Steve Bannon, former advisor of Donald Trump is busy traveling all over Europe, giving his support to populist countries like Italy and Hungary.  He proclaims that Brexit is a great thing and advocates the creation of a possible axis through Rome/Budapest/Warsaw to counter the Franco-German “couple”.  He has purchased a monastery near Rome and turned it into a training center for “sovereignists.”

Europe represents a juicy market of over 700 millions inhabitants.  It is particularly vulnerable because it continues to respect some rules, which are disregarded elsewhere.  The most striking illustration of unfair competition is the recent failure of the fusion of the two European railroad  magnates Alstom and Siemens.  The EU Commissioner for competition, Margrethe Vestager, stopped the process lest it violates the antitrust rule, a rather outdated notion when one considers the size of the giant telecommunications companies in the US.  The danger for Europe is that this decision in Brussels leaves the way wide open for China.

China is by far the main predator trying to wedge its way into Europe, hiding under a charming euphemism of “silk road” (the Chinese call it also the “Belt and Road Initiative.”)  The investments of Xi Jinping’s government have increased in leaps and bonds to reach a peak in 2016, particularly in the infrastructure of smaller and poorer Eastern European countries, where they are financing bridges, tunnels, or taking over commercial harbors, airports.  Even in Western Europe, they are rescuing failing companies or acquiring new ones — China has already taken over the electricity grids of Greece, Italy and Portugal.

How can the EU strike back?

Nathalie Loiseau, French Minister of European Affairs, 55, an extremely intelligent woman and a candidate to watch for in the May 26 European elections, wants to be positive and stresses what has been accomplished, “We have gained more in 18 months than in decade on the subject of defense … Germany has joined us on the idea of a common budget for the Euro zone … Poland agrees with France on the PAC  (Common Agricultural Policy) … There is no cohesion among the nationalist governments … Austria and Hungary disagree on many topics.”

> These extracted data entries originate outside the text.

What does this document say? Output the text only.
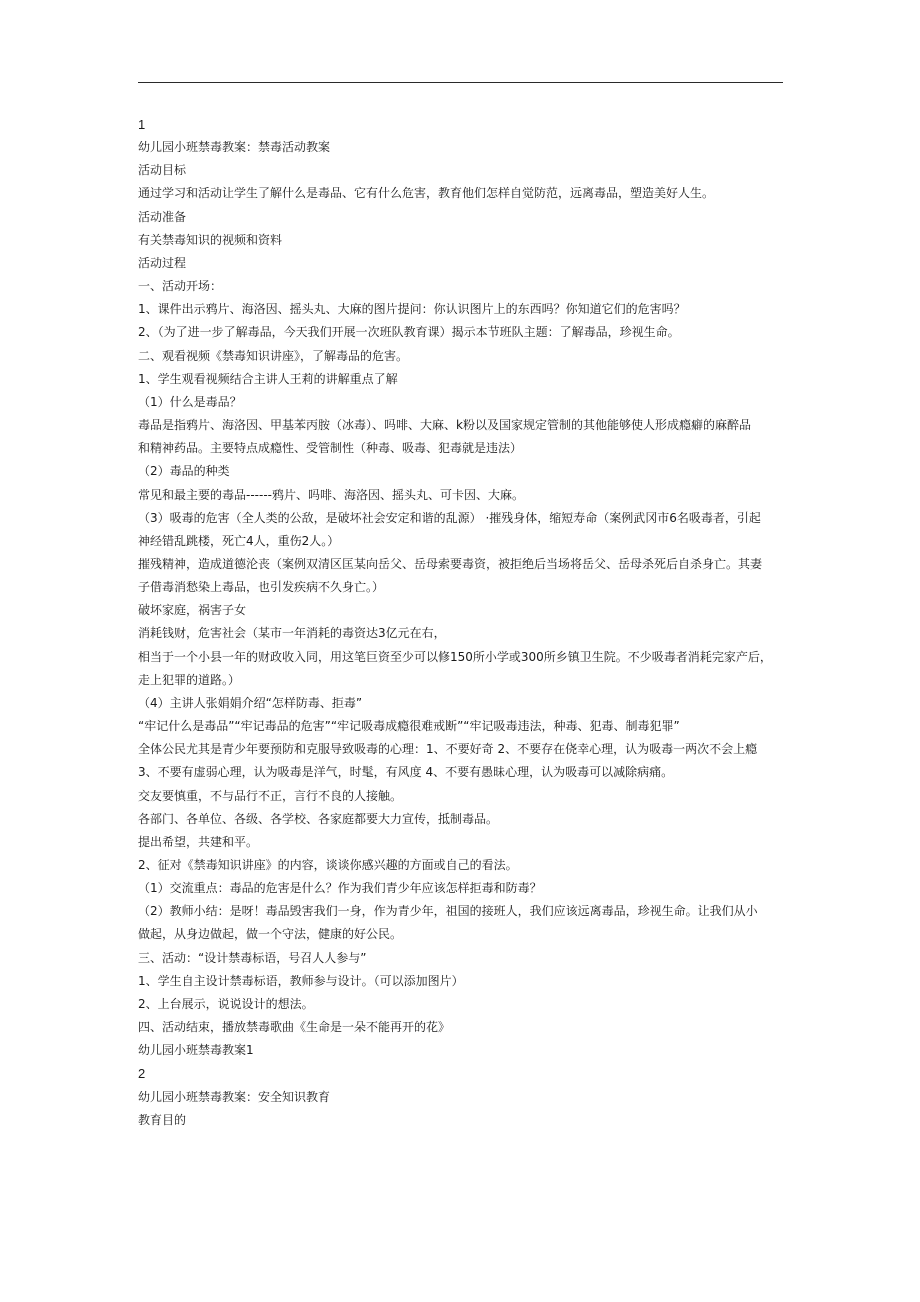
1

幼儿园小班禁毒教案：禁毒活动教案

活动目标

通过学习和活动让学生了解什么是毒品、它有什么危害，教育他们怎样自觉防范，远离毒品，塑造美好人生。

活动准备

有关禁毒知识的视频和资料

活动过程

一、活动开场：

1、课件出示鸦片、海洛因、摇头丸、大麻的图片提问：你认识图片上的东西吗？你知道它们的危害吗？

2、（为了进一步了解毒品，今天我们开展一次班队教育课）揭示本节班队主题：了解毒品，珍视生命。

二、观看视频《禁毒知识讲座》，了解毒品的危害。

1、学生观看视频结合主讲人王莉的讲解重点了解

（1）什么是毒品？

毒品是指鸦片、海洛因、甲基苯丙胺（冰毒）、吗啡、大麻、k粉以及国家规定管制的其他能够使人形成瘾癖的麻醉品

和精神药品。主要特点成瘾性、受管制性（种毒、吸毒、犯毒就是违法）

（2）毒品的种类

常见和最主要的毒品------鸦片、吗啡、海洛因、摇头丸、可卡因、大麻。

（3）吸毒的危害（全人类的公敌，是破坏社会安定和谐的乱源） ·摧残身体，缩短寿命（案例武冈市6名吸毒者，引起

神经错乱跳楼，死亡4人，重伤2人。）

摧残精神，造成道德沦丧（案例双清区匡某向岳父、岳母索要毒资，被拒绝后当场将岳父、岳母杀死后自杀身亡。其妻

子借毒消愁染上毒品，也引发疾病不久身亡。）

破坏家庭，祸害子女

消耗钱财，危害社会（某市一年消耗的毒资达3亿元在右，

相当于一个小县一年的财政收入同，用这笔巨资至少可以修150所小学或300所乡镇卫生院。不少吸毒者消耗完家产后，

走上犯罪的道路。）

（4）主讲人张娟娟介绍“怎样防毒、拒毒”

“牢记什么是毒品”“牢记毒品的危害”“牢记吸毒成瘾很难戒断”“牢记吸毒违法，种毒、犯毒、制毒犯罪”

全体公民尤其是青少年要预防和克服导致吸毒的心理：1、不要好奇 2、不要存在侥幸心理，认为吸毒一两次不会上瘾

3、不要有虚弱心理，认为吸毒是洋气，时髦，有风度 4、不要有愚昧心理，认为吸毒可以减除病痛。

交友要慎重，不与品行不正，言行不良的人接触。

各部门、各单位、各级、各学校、各家庭都要大力宣传，抵制毒品。

提出希望，共建和平。

2、征对《禁毒知识讲座》的内容，谈谈你感兴趣的方面或自己的看法。

（1）交流重点：毒品的危害是什么？作为我们青少年应该怎样拒毒和防毒？

（2）教师小结：是呀！毒品毁害我们一身，作为青少年，祖国的接班人，我们应该远离毒品，珍视生命。让我们从小

做起，从身边做起，做一个守法，健康的好公民。

三、活动：“设计禁毒标语，号召人人参与”

1、学生自主设计禁毒标语，教师参与设计。（可以添加图片）

2、上台展示，说说设计的想法。

四、活动结束，播放禁毒歌曲《生命是一朵不能再开的花》

幼儿园小班禁毒教案1

2

幼儿园小班禁毒教案：安全知识教育

教育目的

Business leaders of the MEDEF (Movement of French enterprises) met in February to reassert their economic sovereignty against malicious cyber attacks and industrial espionage, “Being liberal, they say, does not mean being naive.”

On March 4, the French president Emmanuel Macron published a “Letter to the Citizens of the 28 EU countries.”  His vision for the “renaissance of the construction of Europe” is consistent with the seminal speech on foreign policy that he gave at the Sorbonne on Sept. 26, 2017, and also with the Aix-la-Chapelle Treaty of Jan. 22, 2019, between France and Germany.  Macron advocates a protective Europe with external  borders guaranteeing free “Schengen Space,” a strong defense and security treaty, the harmonization of salaries, and protection against cyber attacks during elections.  

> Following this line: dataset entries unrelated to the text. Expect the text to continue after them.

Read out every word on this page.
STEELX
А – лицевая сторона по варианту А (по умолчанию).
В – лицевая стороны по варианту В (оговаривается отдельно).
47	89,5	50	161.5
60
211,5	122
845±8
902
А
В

The reactions of the 28 EU members were favorable, although several of them said that trust is more important than the creation of new institutions. 

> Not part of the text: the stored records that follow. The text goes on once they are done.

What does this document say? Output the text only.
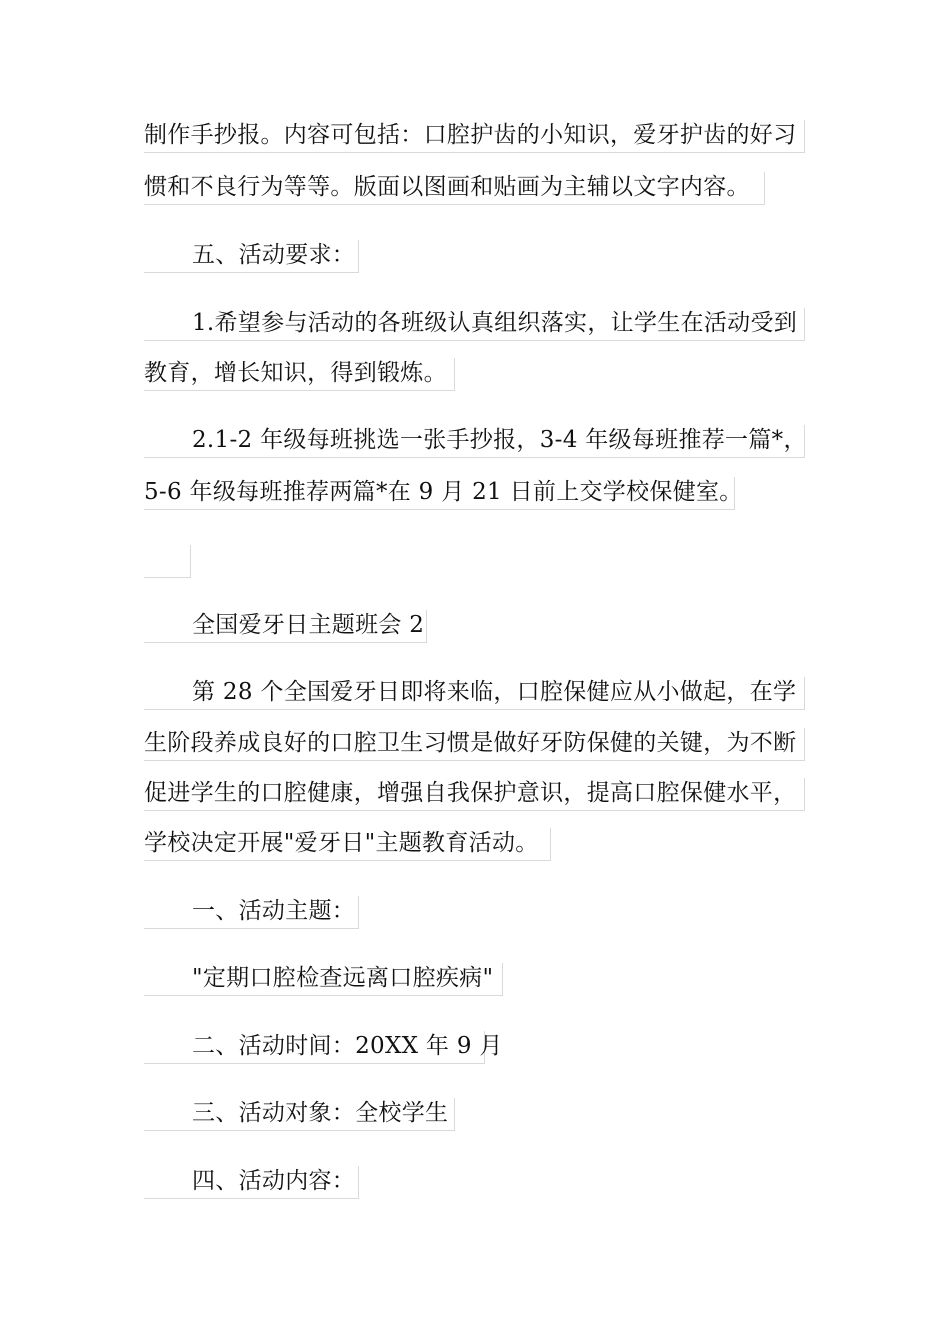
制作手抄报。内容可包括：口腔护齿的小知识，爱牙护齿的好习
惯和不良行为等等。版面以图画和贴画为主辅以文字内容。
五、活动要求：
1.希望参与活动的各班级认真组织落实，让学生在活动受到
教育，增长知识，得到锻炼。
2.1-2 年级每班挑选一张手抄报，3-4 年级每班推荐一篇*，
5-6 年级每班推荐两篇*在 9 月 21 日前上交学校保健室。
全国爱牙日主题班会 2
第 28 个全国爱牙日即将来临，口腔保健应从小做起，在学
生阶段养成良好的口腔卫生习惯是做好牙防保健的关键，为不断
促进学生的口腔健康，增强自我保护意识，提高口腔保健水平，
学校决定开展"爱牙日"主题教育活动。
一、活动主题：
"定期口腔检查远离口腔疾病"
二、活动时间：20XX 年 9 月
三、活动对象：全校学生
四、活动内容：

The attitude of all the member countries of the EU to Brexit has proved that those 27 countries do not, in fact, want to leave Europe.  Chief Brexit negotiator Michel Barnier has so far accomplished the almost impossible in keeping his troops together. 

Editor’s Note: This is the opinion of Nicole Prévost Logan.

Nicole Prévost Logan

About the author: Nicole Prévost Logan divides her time between Essex and Paris, spending summers in the former and winters in the latter. She writes a regular column for us from her Paris home where her topics will include politics, economy, social unrest — mostly in France — but also in other European countries. She also covers a variety of art exhibits and the performing arts in Europe. Logan is the author of ‘Forever on the Road: A Franco-American Family’s Thirty Years in the Foreign Service,’ an autobiography of her life as the wife of an overseas diplomat, who lived in 10 foreign countries on three continents. Her experiences during her foreign service life included being in Lebanon when civil war erupted, excavating a medieval city in Moscow and spending a week under house arrest in Guinea.